Possible Tornadoes Hit Texas

Possible Tornadoes Hit Texas

AUSTIN, Texas (AP) -- Another round of storms and strong winds moved east across Texas on Saturday, with three radar-confirmed tornadoes damaging homes and causing injuries in the Houston area.

It's the second day of turbulent weather in the state, where at least two people died in flood waters on Friday in central Texas and two were still missing from flash floods in the Austin area.

As the storms moved east, National Weather Service meteorologist Patrick Blood said a tornado went through Brazoria County near Alvin about 5 a.m. Saturday, injuring at least two people and damaging about 25 mobile homes in the community that's 30 miles south of Houston.

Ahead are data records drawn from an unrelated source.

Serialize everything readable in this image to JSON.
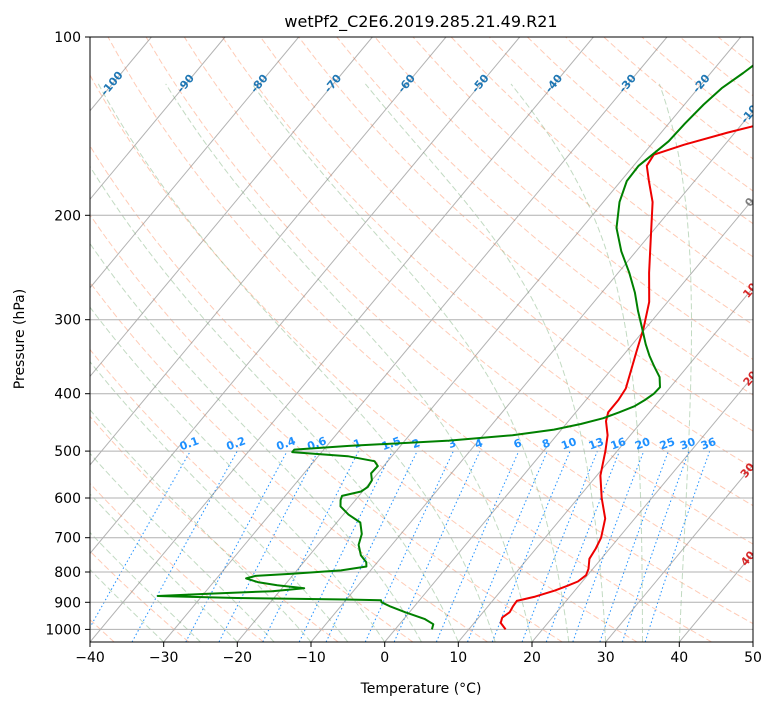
{
  "chart_data": {
    "type": "line",
    "title": "wetPf2_C2E6.2019.285.21.49.R21",
    "xlabel": "Temperature (°C)",
    "ylabel": "Pressure (hPa)",
    "xlim": [
      -40,
      50
    ],
    "ylim": [
      1050,
      100
    ],
    "y_scale": "log",
    "grid": true,
    "x_ticks": [
      -40,
      -30,
      -20,
      -10,
      0,
      10,
      20,
      30,
      40,
      50
    ],
    "y_ticks": [
      100,
      200,
      300,
      400,
      500,
      600,
      700,
      800,
      900,
      1000
    ],
    "series": [
      {
        "color": "#ee0000",
        "points": [
          [
            1000,
            15.0
          ],
          [
            975,
            13.6
          ],
          [
            955,
            13.2
          ],
          [
            935,
            13.6
          ],
          [
            915,
            13.4
          ],
          [
            895,
            13.3
          ],
          [
            880,
            15.3
          ],
          [
            860,
            17.3
          ],
          [
            845,
            18.4
          ],
          [
            830,
            19.4
          ],
          [
            810,
            19.8
          ],
          [
            790,
            19.4
          ],
          [
            760,
            18.4
          ],
          [
            730,
            18.1
          ],
          [
            700,
            17.6
          ],
          [
            650,
            16.0
          ],
          [
            600,
            13.2
          ],
          [
            550,
            10.5
          ],
          [
            500,
            8.4
          ],
          [
            470,
            6.9
          ],
          [
            445,
            5.1
          ],
          [
            430,
            4.4
          ],
          [
            410,
            4.4
          ],
          [
            392,
            4.1
          ],
          [
            370,
            3.0
          ],
          [
            340,
            1.4
          ],
          [
            310,
            -0.3
          ],
          [
            280,
            -2.5
          ],
          [
            250,
            -5.8
          ],
          [
            220,
            -9.3
          ],
          [
            190,
            -13.3
          ],
          [
            175,
            -16.2
          ],
          [
            165,
            -18.2
          ],
          [
            158,
            -18.5
          ],
          [
            152,
            -15.5
          ],
          [
            145,
            -11.0
          ],
          [
            138,
            -5.5
          ],
          [
            130,
            -2.2
          ],
          [
            122,
            -0.1
          ],
          [
            115,
            1.2
          ],
          [
            108,
            2.6
          ],
          [
            104,
            3.9
          ],
          [
            100,
            5.1
          ]
        ]
      },
      {
        "color": "#008000",
        "points": [
          [
            1000,
            5.0
          ],
          [
            980,
            4.6
          ],
          [
            960,
            2.8
          ],
          [
            935,
            -0.6
          ],
          [
            915,
            -3.2
          ],
          [
            900,
            -4.9
          ],
          [
            893,
            -5.2
          ],
          [
            890,
            -10.0
          ],
          [
            885,
            -25.0
          ],
          [
            878,
            -36.0
          ],
          [
            870,
            -29.0
          ],
          [
            862,
            -21.0
          ],
          [
            852,
            -17.0
          ],
          [
            842,
            -21.0
          ],
          [
            832,
            -24.0
          ],
          [
            820,
            -26.0
          ],
          [
            812,
            -25.0
          ],
          [
            805,
            -20.0
          ],
          [
            795,
            -14.0
          ],
          [
            783,
            -11.0
          ],
          [
            770,
            -11.5
          ],
          [
            750,
            -13.0
          ],
          [
            720,
            -14.5
          ],
          [
            690,
            -15.3
          ],
          [
            660,
            -16.8
          ],
          [
            640,
            -19.3
          ],
          [
            620,
            -21.3
          ],
          [
            605,
            -22.0
          ],
          [
            595,
            -22.3
          ],
          [
            585,
            -20.2
          ],
          [
            575,
            -19.8
          ],
          [
            560,
            -20.0
          ],
          [
            545,
            -20.9
          ],
          [
            530,
            -20.8
          ],
          [
            520,
            -21.8
          ],
          [
            510,
            -26.0
          ],
          [
            502,
            -34.0
          ],
          [
            497,
            -34.0
          ],
          [
            490,
            -27.0
          ],
          [
            480,
            -14.0
          ],
          [
            470,
            -6.0
          ],
          [
            460,
            -1.0
          ],
          [
            450,
            2.0
          ],
          [
            440,
            4.4
          ],
          [
            430,
            5.9
          ],
          [
            420,
            7.3
          ],
          [
            410,
            8.0
          ],
          [
            400,
            8.5
          ],
          [
            390,
            8.6
          ],
          [
            375,
            7.4
          ],
          [
            360,
            5.5
          ],
          [
            345,
            3.6
          ],
          [
            330,
            1.8
          ],
          [
            310,
            -0.5
          ],
          [
            290,
            -3.0
          ],
          [
            270,
            -5.5
          ],
          [
            250,
            -8.5
          ],
          [
            230,
            -12.0
          ],
          [
            210,
            -15.3
          ],
          [
            190,
            -17.8
          ],
          [
            175,
            -19.2
          ],
          [
            165,
            -19.3
          ],
          [
            158,
            -18.7
          ],
          [
            150,
            -18.0
          ],
          [
            140,
            -17.8
          ],
          [
            130,
            -17.4
          ],
          [
            122,
            -16.8
          ],
          [
            115,
            -15.6
          ],
          [
            108,
            -14.5
          ],
          [
            102,
            -13.5
          ],
          [
            100,
            -13.2
          ]
        ]
      }
    ],
    "reference_lines": [
      {
        "family": "dry_adiabats",
        "color": "#ffa07a",
        "style": "dashed"
      },
      {
        "family": "moist_adiabats",
        "color": "#8fbc8f",
        "style": "dashed"
      },
      {
        "family": "mixing_ratio",
        "color": "#1e90ff",
        "style": "dotted",
        "labels": [
          "0.1",
          "0.2",
          "0.4",
          "0.6",
          "1",
          "1.5",
          "2",
          "3",
          "4",
          "6",
          "8",
          "10",
          "13",
          "16",
          "20",
          "25",
          "30",
          "36"
        ]
      },
      {
        "family": "isotherms_skewed",
        "color": "#808080",
        "style": "solid"
      },
      {
        "family": "isotherm_labels",
        "labels": [
          "-100",
          "-90",
          "-80",
          "-70",
          "-60",
          "-50",
          "-40",
          "-30",
          "-20",
          "-10",
          "0",
          "10",
          "20",
          "30",
          "40"
        ]
      }
    ]
  }
}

Thirty minutes later, a tornado hit the Houston suburb of Friendswood, collapsing the roof of one home. No one was injured because residents were not home, officials said. Another 30 or so homes had minor damage. And about 7 a.m. Saturday, between 10 and 30 homes were damaged by a tornado in a subdivision in eastern Harris County, Blood said.

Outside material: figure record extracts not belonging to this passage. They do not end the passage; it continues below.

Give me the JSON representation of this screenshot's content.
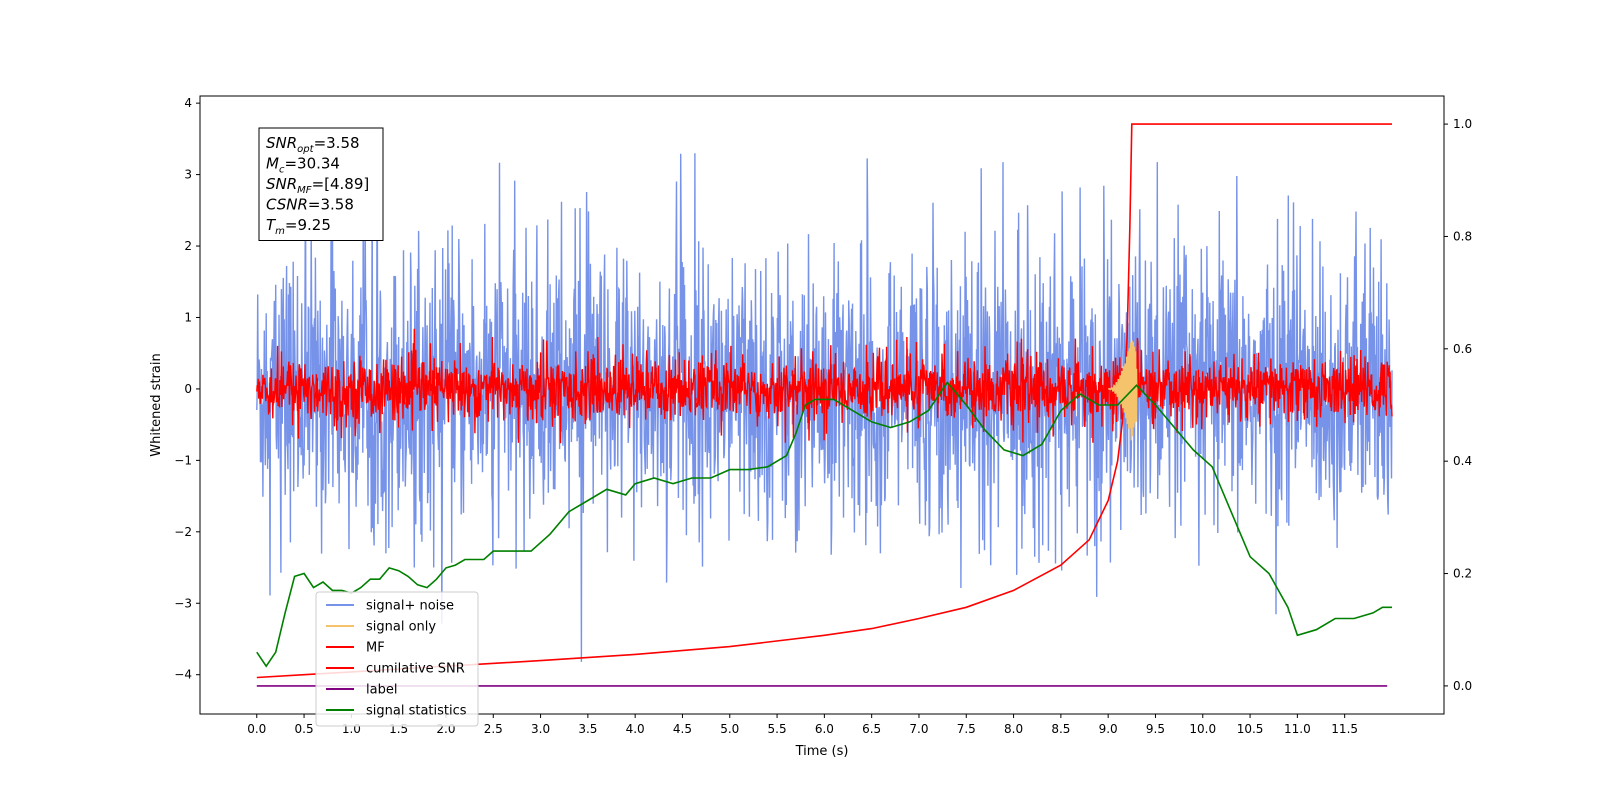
{
  "chart_data": {
    "type": "line",
    "title": "",
    "xlabel": "Time (s)",
    "ylabel": "Whitened strain",
    "xlim": [
      -0.6,
      12.55
    ],
    "ylim": [
      -4.55,
      4.1
    ],
    "y2lim": [
      -0.05,
      1.05
    ],
    "xticks": [
      "0.0",
      "0.5",
      "1.0",
      "1.5",
      "2.0",
      "2.5",
      "3.0",
      "3.5",
      "4.0",
      "4.5",
      "5.0",
      "5.5",
      "6.0",
      "6.5",
      "7.0",
      "7.5",
      "8.0",
      "8.5",
      "9.0",
      "9.5",
      "10.0",
      "10.5",
      "11.0",
      "11.5"
    ],
    "yticks": [
      "4",
      "3",
      "2",
      "1",
      "0",
      "−1",
      "−2",
      "−3",
      "−4"
    ],
    "y2ticks": [
      "1.0",
      "0.8",
      "0.6",
      "0.4",
      "0.2",
      "0.0"
    ],
    "grid": false,
    "legend_position": "lower-left",
    "annotation": {
      "lines": [
        {
          "sym": "SNR",
          "sub": "opt",
          "value": "=3.58"
        },
        {
          "sym": "M",
          "sub": "c",
          "value": "=30.34"
        },
        {
          "sym": "SNR",
          "sub": "MF",
          "value": "=[4.89]"
        },
        {
          "sym": "CSNR",
          "sub": "",
          "value": "=3.58"
        },
        {
          "sym": "T",
          "sub": "m",
          "value": "=9.25"
        }
      ]
    },
    "series": [
      {
        "name": "signal+ noise",
        "axis": "left",
        "color": "#4169e1",
        "style": "noise",
        "x_range": [
          0,
          12
        ],
        "amplitude": 0.95,
        "spike_max": 3.7,
        "spike_min": -4.15
      },
      {
        "name": "signal only",
        "axis": "left",
        "color": "#f5c36b",
        "style": "chirp",
        "merger_time": 9.25,
        "peak": 0.75
      },
      {
        "name": "MF",
        "axis": "left",
        "color": "#ff0000",
        "style": "noise",
        "x_range": [
          0,
          12
        ],
        "amplitude": 0.22,
        "spike_max": 1.0
      },
      {
        "name": "cumilative SNR",
        "axis": "right",
        "color": "#ff0000",
        "style": "line",
        "x": [
          0,
          0.5,
          1,
          2,
          3,
          4,
          5,
          6,
          6.5,
          7,
          7.5,
          8,
          8.5,
          8.8,
          9.0,
          9.1,
          9.15,
          9.2,
          9.23,
          9.25,
          9.3,
          10,
          11,
          12
        ],
        "y": [
          0.015,
          0.02,
          0.025,
          0.035,
          0.045,
          0.056,
          0.07,
          0.09,
          0.102,
          0.12,
          0.14,
          0.17,
          0.215,
          0.26,
          0.33,
          0.4,
          0.47,
          0.62,
          0.82,
          1.0,
          1.0,
          1.0,
          1.0,
          1.0
        ]
      },
      {
        "name": "label",
        "axis": "right",
        "color": "#800080",
        "style": "line",
        "x": [
          0,
          11.95
        ],
        "y": [
          0.0,
          0.0
        ]
      },
      {
        "name": "signal statistics",
        "axis": "right",
        "color": "#008000",
        "style": "line",
        "x": [
          0,
          0.1,
          0.2,
          0.3,
          0.4,
          0.5,
          0.6,
          0.7,
          0.8,
          0.9,
          1.0,
          1.1,
          1.2,
          1.3,
          1.4,
          1.5,
          1.6,
          1.7,
          1.8,
          1.9,
          2.0,
          2.1,
          2.2,
          2.4,
          2.5,
          2.7,
          2.9,
          3.1,
          3.3,
          3.5,
          3.7,
          3.9,
          4.0,
          4.2,
          4.4,
          4.6,
          4.8,
          5.0,
          5.2,
          5.4,
          5.6,
          5.7,
          5.8,
          5.9,
          6.1,
          6.3,
          6.5,
          6.7,
          6.9,
          7.1,
          7.3,
          7.5,
          7.7,
          7.9,
          8.1,
          8.3,
          8.5,
          8.7,
          8.9,
          9.1,
          9.3,
          9.5,
          9.7,
          9.9,
          10.1,
          10.3,
          10.5,
          10.7,
          10.9,
          11.0,
          11.2,
          11.4,
          11.6,
          11.8,
          11.9,
          12.0
        ],
        "y": [
          0.06,
          0.035,
          0.06,
          0.13,
          0.195,
          0.2,
          0.175,
          0.185,
          0.17,
          0.17,
          0.165,
          0.175,
          0.19,
          0.19,
          0.21,
          0.205,
          0.195,
          0.18,
          0.175,
          0.19,
          0.21,
          0.215,
          0.225,
          0.225,
          0.24,
          0.24,
          0.24,
          0.27,
          0.31,
          0.33,
          0.35,
          0.34,
          0.36,
          0.37,
          0.36,
          0.37,
          0.37,
          0.385,
          0.385,
          0.39,
          0.41,
          0.45,
          0.5,
          0.51,
          0.51,
          0.49,
          0.47,
          0.46,
          0.47,
          0.49,
          0.54,
          0.5,
          0.455,
          0.42,
          0.41,
          0.43,
          0.49,
          0.52,
          0.5,
          0.5,
          0.535,
          0.5,
          0.46,
          0.42,
          0.39,
          0.31,
          0.23,
          0.2,
          0.14,
          0.09,
          0.1,
          0.12,
          0.12,
          0.13,
          0.14,
          0.14
        ]
      }
    ]
  }
}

In the Houston area, up to 8 inches of rain have fallen since Friday night, and will continue to fall until early Saturday afternoon, Blood said. That's resulted in flooded streets, leading officials to suspend public light-rail and bus transportation. The Houston Fire Department said it had responded to more than 90 water rescues by midmorning Saturday.

"A lot of the feeder roads are under water and we have some bayous that are out of their banks, contributing to the flooding around the city," Blood said.

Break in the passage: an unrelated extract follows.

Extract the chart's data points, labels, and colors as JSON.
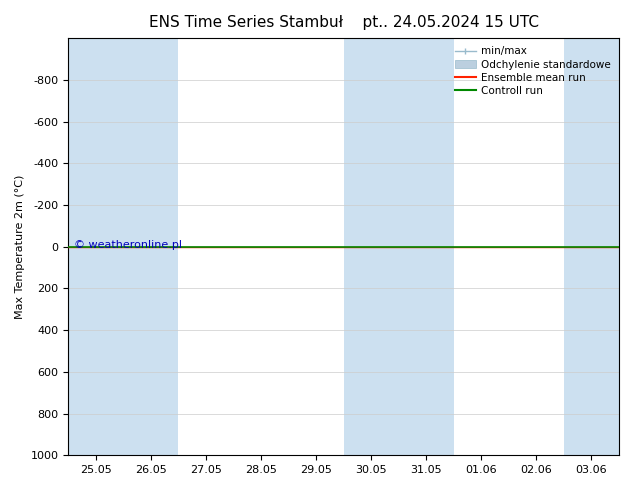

Utilities in East Texas said 44,000 customers were without power. The National Weather Service issued a flash flood watch for areas near Houston, Galveston, Bryan, College Station, Tyler and Texarkana until Saturday afternoon.

The storms and suspected tornadoes, which forecasters say were caused by an upper-level disturbance from Mexico, socked an already-sodden swath of Texas that was still drying out from the remnants of Hurricane Patricia. Austin, San Antonio and surrounding areas were first hit Friday. Two people died when they were swept away by flood waters, and a man and a woman also were still unaccounted for in separate incidents.

More than 16 inches of rain soaked one neighborhood on Friday and Austin Bergstrom International Airport suspended all flights after a half-foot of water flooded the air traffic control tower; 40 flights were canceled there on Saturday.

Meanwhile, a lazy creek cutting through Texas wine country, a popular getaway spot, swelled into a rushing torrent, sending eight members of a vacationing church group scrambling to a second floor before they were rescued by the National Guard.

Similar conditions in May — soaking storms on the heels of others — caused devastating flooding on the Blanco River that swept homes from foundations and killed families who were carried downstream. The Blanco River this time swelled to about 26 feet in Wimberley, nearly twice the flood stage.

Abandoned cars, many submerged in water, littered back roads that weary drivers risked after heavy downpours flooded Interstate 35 between San Antonio and Austin, closing one of the busiest stretches of roadway in the U.S.

Farther south in Floresville, a suspected tornado caused only minor injuries, said Sgt. Jason Reyes of the Texas Department of Public Safety. Ruth Veliz, whose parents own a taco shop in town, said one of her employees yelled "Tornado!" and tried to keep the winds from blowing inside before a customer pulled her to safety.

"The door was flying open with her as she was trying to close it," Veliz said.